In the early 1990s, the locomotive was leased to the Northwest Railway & Locomotive Preservation Association, who planned to restore the engine to service. In October 1992, it was repainted to restore its original Great Northern logo. On 29 January 1994, the locomotive was transported on a river barge to Pasco, Washington for restoration; however, the planned restoration never took place. GN 2507 was subsequently leased to the Washington State Railroads Historical Society, but little restoration work was undertaken.

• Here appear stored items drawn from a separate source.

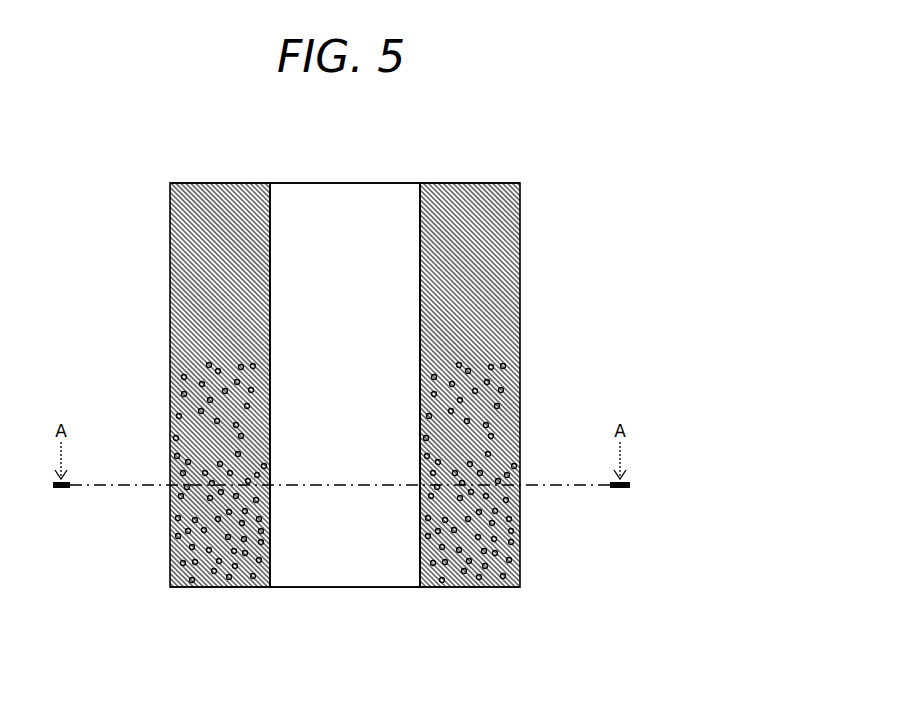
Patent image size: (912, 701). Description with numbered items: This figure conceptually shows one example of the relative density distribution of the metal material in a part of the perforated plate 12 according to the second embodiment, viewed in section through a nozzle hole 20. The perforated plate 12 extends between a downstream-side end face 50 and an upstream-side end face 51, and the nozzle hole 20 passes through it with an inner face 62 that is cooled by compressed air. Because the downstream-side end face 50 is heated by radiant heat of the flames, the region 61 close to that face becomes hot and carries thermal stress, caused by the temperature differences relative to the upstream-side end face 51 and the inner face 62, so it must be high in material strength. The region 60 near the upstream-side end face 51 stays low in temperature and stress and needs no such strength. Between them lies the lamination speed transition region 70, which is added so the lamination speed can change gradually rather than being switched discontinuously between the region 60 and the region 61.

The perforated plate 12 is at (183, 218).
The nozzle hole 20 is at (302, 202).
The downstream-side end face 50 is at (458, 182).
The upstream-side end face 51 is at (452, 590).
The region 60 is at (525, 448).
The region 61 is at (525, 187).
The inner face 62 is at (417, 208).
The lamination speed transition region 70 is at (525, 353).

On 7 July 2003, the locomotive was pulled by a BNSF locomotive to its current home in Wishram, Washington, about 126 miles (203 km) away. During this journey, the locomotive was restricted to 20 mph (32 kph) to prevent damage to its bearings. A new paint job, costing about US$70,000, returned the locomotive to its 1950s all-black appearance. The locomotive is now displayed near Wishram station, at a one-acre site built by Klickitat County for nearly $US300,000. GN 2507 is one of only two preserved P-2 class locomotives – along with Great Northern 2523, which is on display in Willmar, Minnesota.